Presidential candidate Mir Hossein Mousavi holds up the "V" sign after casting his vote on Friday.

Presidential candidate Mir Hossein Mousavi holds up the "V" sign after casting his vote on Friday.

A painter and architect who withdrew from the political front for two decades, Moussavi has emerged with a platter of promises. He has said he wants to reform Iran into a global communicator that embraces freedom of speech.

He's also taken an usual step in politics in Iran by relying heavily on his wife, a college professor. Her public support of his candidacy has underscored his professed support of women's rights.

Largely an unknown to the rest of the world when he announced his bid in March, Moussavi has tried to be the foil to Ahmadinejad, who has earned a reputation internationally as a fundamentalist for his Holocaust denials, calls to annihilate Israel, and cat-and-mouse games with the United States and the United Nations over Iran's nuclear activities.

"This anti-Ahmadinejad image is connecting with a lot of Iranians because many feel Ahmadinejad has gone too far, said too many outlandish things and is responsible for a serious financial crisis the country is in," said Afshin Molavi, a senior fellow at the New America Foundation, a nonprofit, nonpartisan public policy institute in Washington.

Molavi is also the author of "The Soul of Iran," a book about Iran's middle-class struggling to free itself, under intense economic and cultural restraints, from the control of the state.

Moussavi was Iran's prime minister from 1981 to 1989 and oversaw the nation's eight-year war with Iraq.

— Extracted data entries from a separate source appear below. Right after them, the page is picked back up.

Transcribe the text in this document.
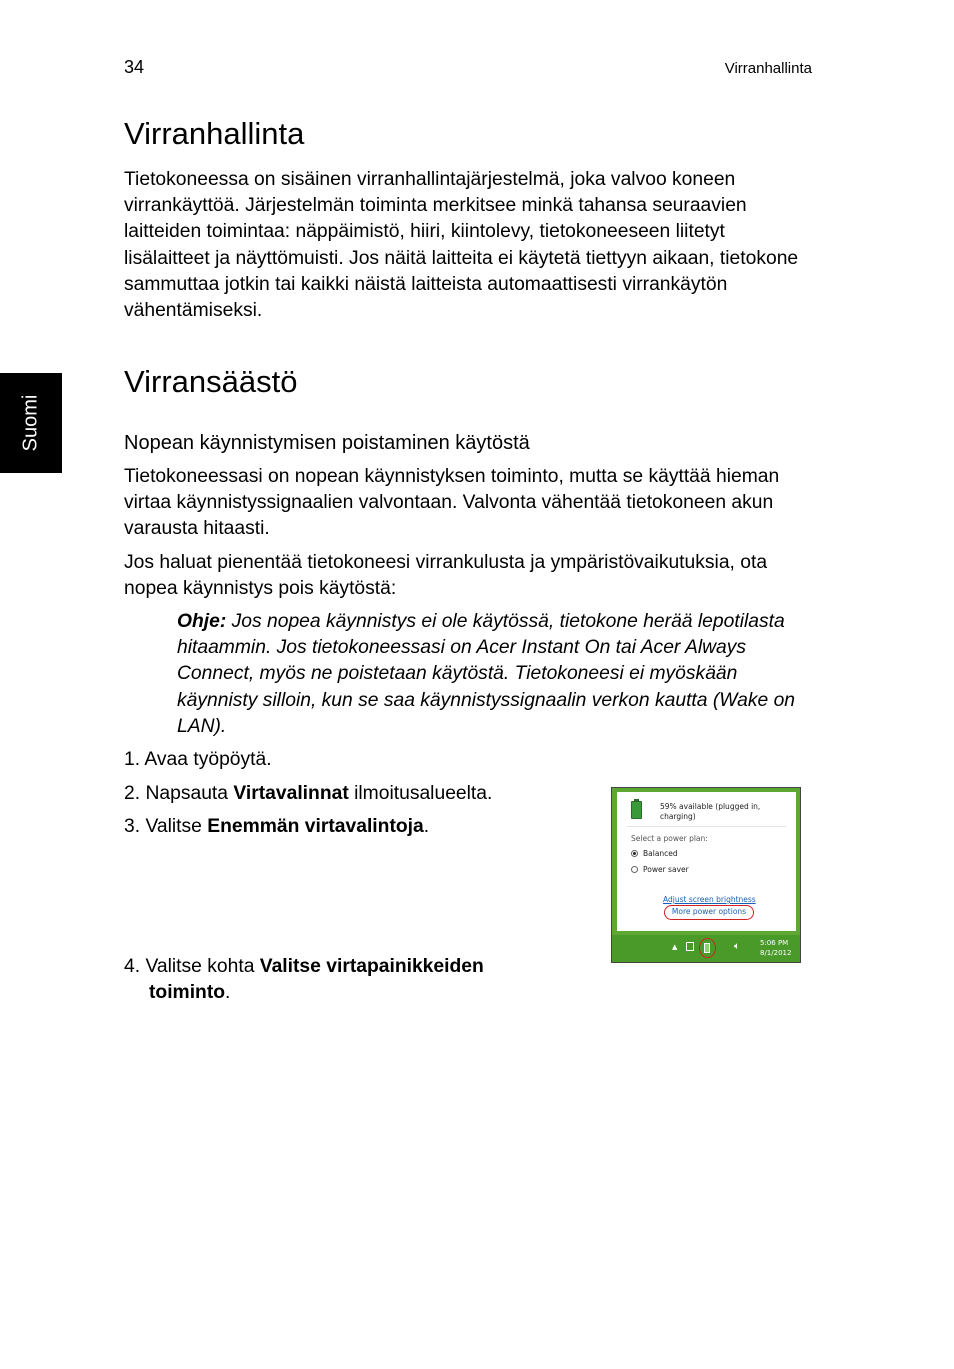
34	Virranhallinta
Suomi
Virranhallinta

Tietokoneessa on sisäinen virranhallintajärjestelmä, joka valvoo koneen virrankäyttöä. Järjestelmän toiminta merkitsee minkä tahansa seuraavien laitteiden toimintaa: näppäimistö, hiiri, kiintolevy, tietokoneeseen liitetyt lisälaitteet ja näyttömuisti. Jos näitä laitteita ei käytetä tiettyyn aikaan, tietokone sammuttaa jotkin tai kaikki näistä laitteista automaattisesti virrankäytön vähentämiseksi.

Virransäästö
Nopean käynnistymisen poistaminen käytöstä

Tietokoneessasi on nopean käynnistyksen toiminto, mutta se käyttää hieman virtaa käynnistyssignaalien valvontaan. Valvonta vähentää tietokoneen akun varausta hitaasti.

Jos haluat pienentää tietokoneesi virrankulusta ja ympäristövaikutuksia, ota nopea käynnistys pois käytöstä:

Ohje: Jos nopea käynnistys ei ole käytössä, tietokone herää lepotilasta hitaammin. Jos tietokoneessasi on Acer Instant On tai Acer Always Connect, myös ne poistetaan käytöstä. Tietokoneesi ei myöskään käynnisty silloin, kun se saa käynnistyssignaalin verkon kautta (Wake on LAN).

1. Avaa työpöytä.
2. Napsauta Virtavalinnat ilmoitusalueelta.
3. Valitse Enemmän virtavalintoja.
4. Valitse kohta Valitse virtapainikkeiden
toiminto.
59% available (plugged in, charging)
Select a power plan:
Balanced
Power saver
Adjust screen brightness
More power options
▲	🔈︎	5:06 PM
8/1/2012
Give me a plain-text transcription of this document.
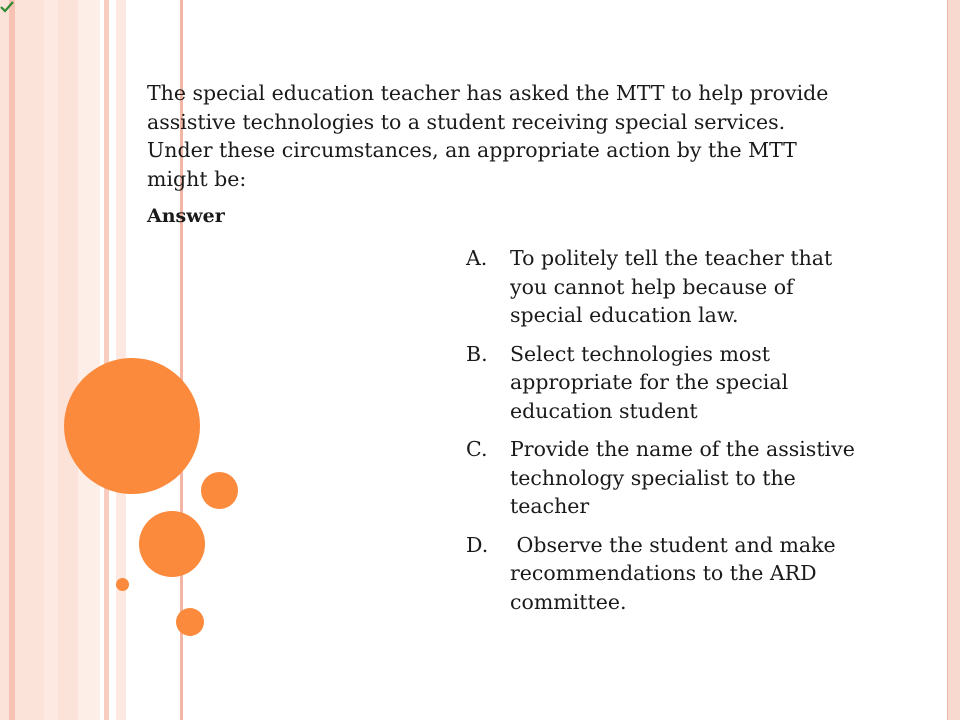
The special education teacher has asked the MTT to help provide assistive technologies to a student receiving special services. Under these circumstances, an appropriate action by the MTT might be:

Answer

A.	To politely tell the teacher that you cannot help because of special education law.
B.	Select technologies most appropriate for the special education student
C.	Provide the name of the assistive technology specialist to the teacher
D.	Observe the student and make recommendations to the ARD committee.
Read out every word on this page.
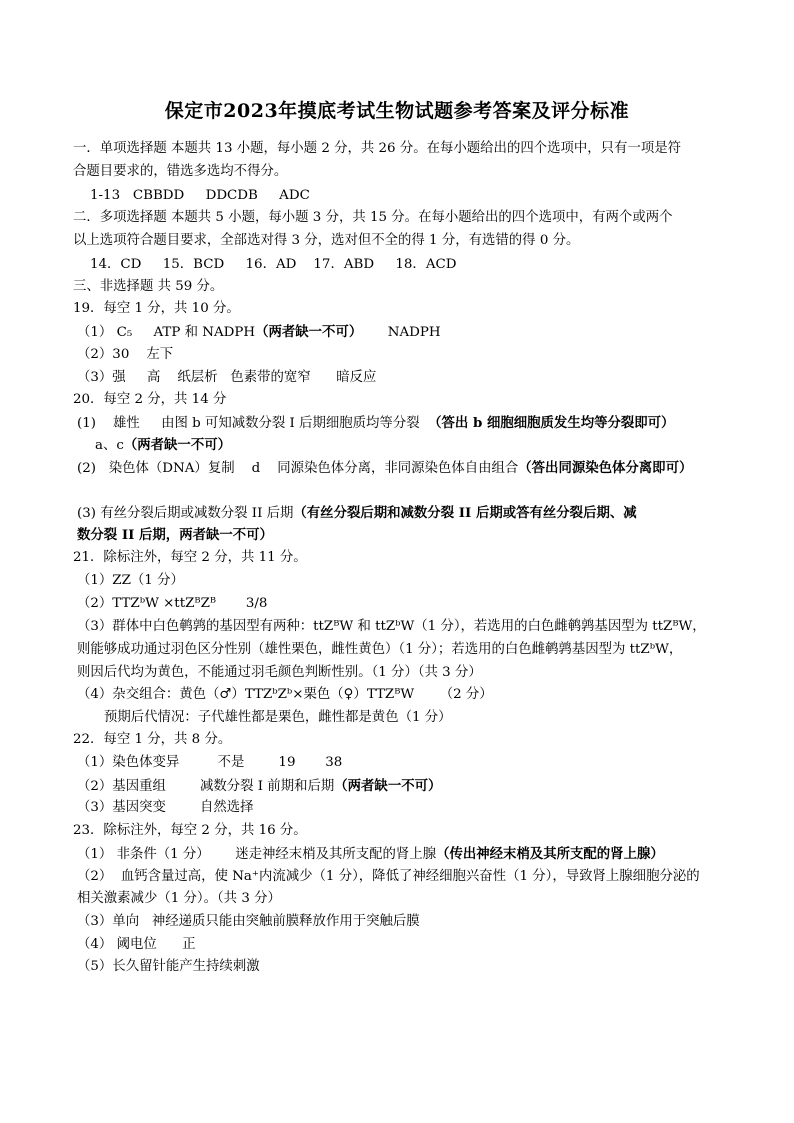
保定市2023年摸底考试生物试题参考答案及评分标准
一．单项选择题 本题共 13 小题，每小题 2 分，共 26 分。在每小题给出的四个选项中，只有一项是符
合题目要求的，错选多选均不得分。
1-13 CBBDD DDCDB ADC
二．多项选择题 本题共 5 小题，每小题 3 分，共 15 分。在每小题给出的四个选项中，有两个或两个
以上选项符合题目要求，全部选对得 3 分，选对但不全的得 1 分，有选错的得 0 分。
14．CD 15．BCD 16．AD 17．ABD 18．ACD
三、非选择题 共 59 分。
19．每空 1 分，共 10 分。
（1） C₅ ATP 和 NADPH（两者缺一不可） NADPH
（2）30 左下
（3）强 高 纸层析 色素带的宽窄 暗反应
20．每空 2 分，共 14 分
(1) 雄性 由图 b 可知减数分裂 I 后期细胞质均等分裂 （答出 b 细胞细胞质发生均等分裂即可）
a、c（两者缺一不可）
(2) 染色体（DNA）复制 d 同源染色体分离，非同源染色体自由组合（答出同源染色体分离即可）
(3) 有丝分裂后期或减数分裂 II 后期（有丝分裂后期和减数分裂 II 后期或答有丝分裂后期、减
数分裂 II 后期，两者缺一不可）
21．除标注外，每空 2 分，共 11 分。
（1）ZZ（1 分）
（2）TTZᵇW ×ttZᴮZᴮ 3/8
（3）群体中白色鹌鹑的基因型有两种：ttZᴮW 和 ttZᵇW（1 分），若选用的白色雌鹌鹑基因型为 ttZᴮW，
则能够成功通过羽色区分性别（雄性栗色，雌性黄色）（1 分）；若选用的白色雌鹌鹑基因型为 ttZᵇW，
则因后代均为黄色，不能通过羽毛颜色判断性别。（1 分）（共 3 分）
（4）杂交组合：黄色（♂）TTZᵇZᵇ×栗色（♀）TTZᴮW （2 分）
预期后代情况：子代雄性都是栗色，雌性都是黄色（1 分）
22．每空 1 分，共 8 分。
（1）染色体变异	不是	19 38
（2）基因重组	减数分裂 I 前期和后期（两者缺一不可）
（3）基因突变	自然选择
23．除标注外，每空 2 分，共 16 分。
（1） 非条件（1 分） 迷走神经末梢及其所支配的肾上腺（传出神经末梢及其所支配的肾上腺）
（2） 血钙含量过高，使 Na⁺内流减少（1 分），降低了神经细胞兴奋性（1 分），导致肾上腺细胞分泌的
相关激素减少（1 分）。（共 3 分）
（3）单向 神经递质只能由突触前膜释放作用于突触后膜
（4） 阈电位 正
（5）长久留针能产生持续刺激
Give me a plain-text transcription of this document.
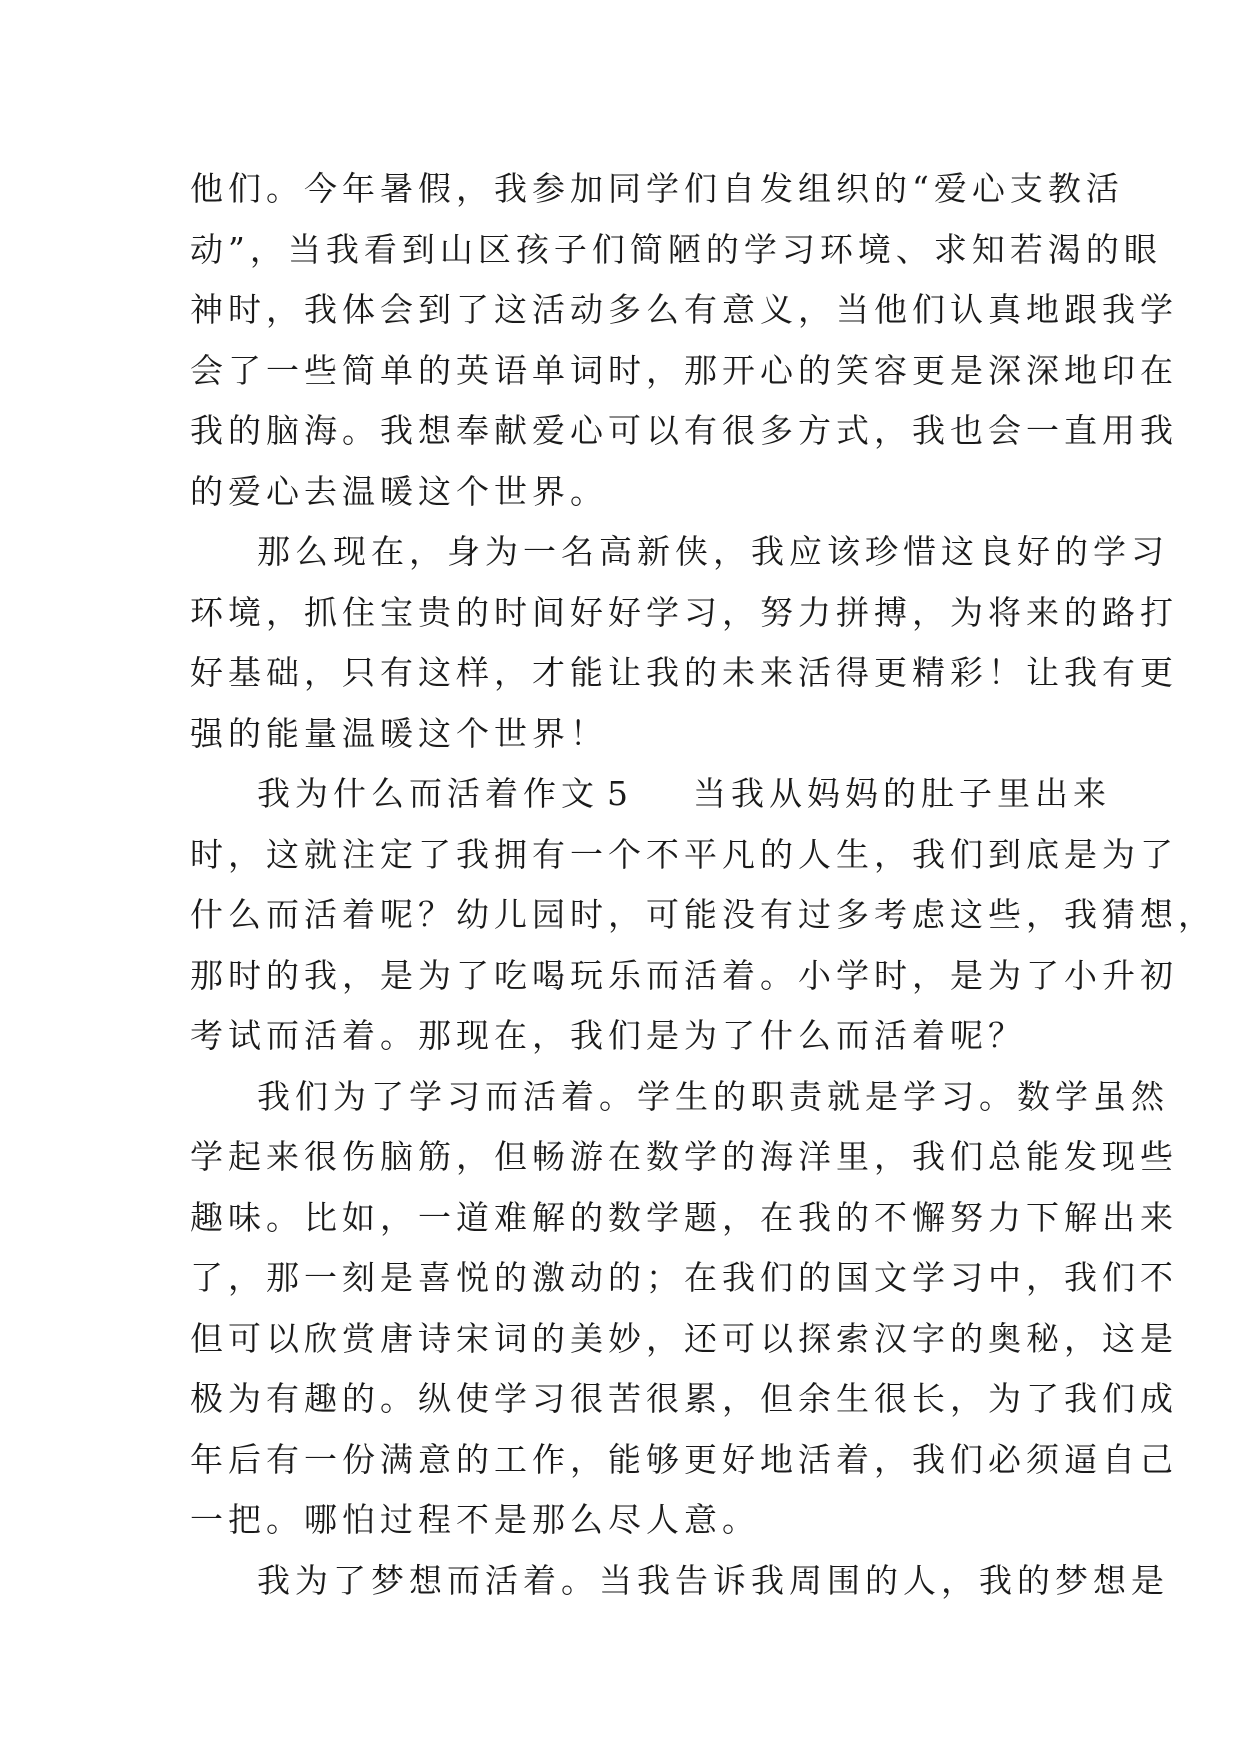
他们。今年暑假，我参加同学们自发组织的“爱心支教活
动”，当我看到山区孩子们简陋的学习环境、求知若渴的眼
神时，我体会到了这活动多么有意义，当他们认真地跟我学
会了一些简单的英语单词时，那开心的笑容更是深深地印在
我的脑海。我想奉献爱心可以有很多方式，我也会一直用我
的爱心去温暖这个世界。
那么现在，身为一名高新侠，我应该珍惜这良好的学习
环境，抓住宝贵的时间好好学习，努力拼搏，为将来的路打
好基础，只有这样，才能让我的未来活得更精彩！让我有更
强的能量温暖这个世界！
我为什么而活着作文 5 当我从妈妈的肚子里出来
时，这就注定了我拥有一个不平凡的人生，我们到底是为了
什么而活着呢？幼儿园时，可能没有过多考虑这些，我猜想，
那时的我，是为了吃喝玩乐而活着。小学时，是为了小升初
考试而活着。那现在，我们是为了什么而活着呢？
我们为了学习而活着。学生的职责就是学习。数学虽然
学起来很伤脑筋，但畅游在数学的海洋里，我们总能发现些
趣味。比如，一道难解的数学题，在我的不懈努力下解出来
了，那一刻是喜悦的激动的；在我们的国文学习中，我们不
但可以欣赏唐诗宋词的美妙，还可以探索汉字的奥秘，这是
极为有趣的。纵使学习很苦很累，但余生很长，为了我们成
年后有一份满意的工作，能够更好地活着，我们必须逼自己
一把。哪怕过程不是那么尽人意。
我为了梦想而活着。当我告诉我周围的人，我的梦想是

He has been largely praised by analysts across varied political leanings for that. But when the constitution was reformed in the late 1980s, removing the job of prime minister, Moussavi retreated to a life outside the public sphere for two decades.

"Twenty years -- what has he done in that time? No one really knows," said Shireen Hunter, a Georgetown University visiting professor and Iranian author of numerous books on the nation's political history who interviewed Moussavi just as he was officially exiting politics.

"What you have is a war and a history that the younger Iranians do not know about or remember, so they know less about him and see him as the reformer he says that he is," Hunter said.

She spoke with Moussavi for her 1992 book "Iran and the World."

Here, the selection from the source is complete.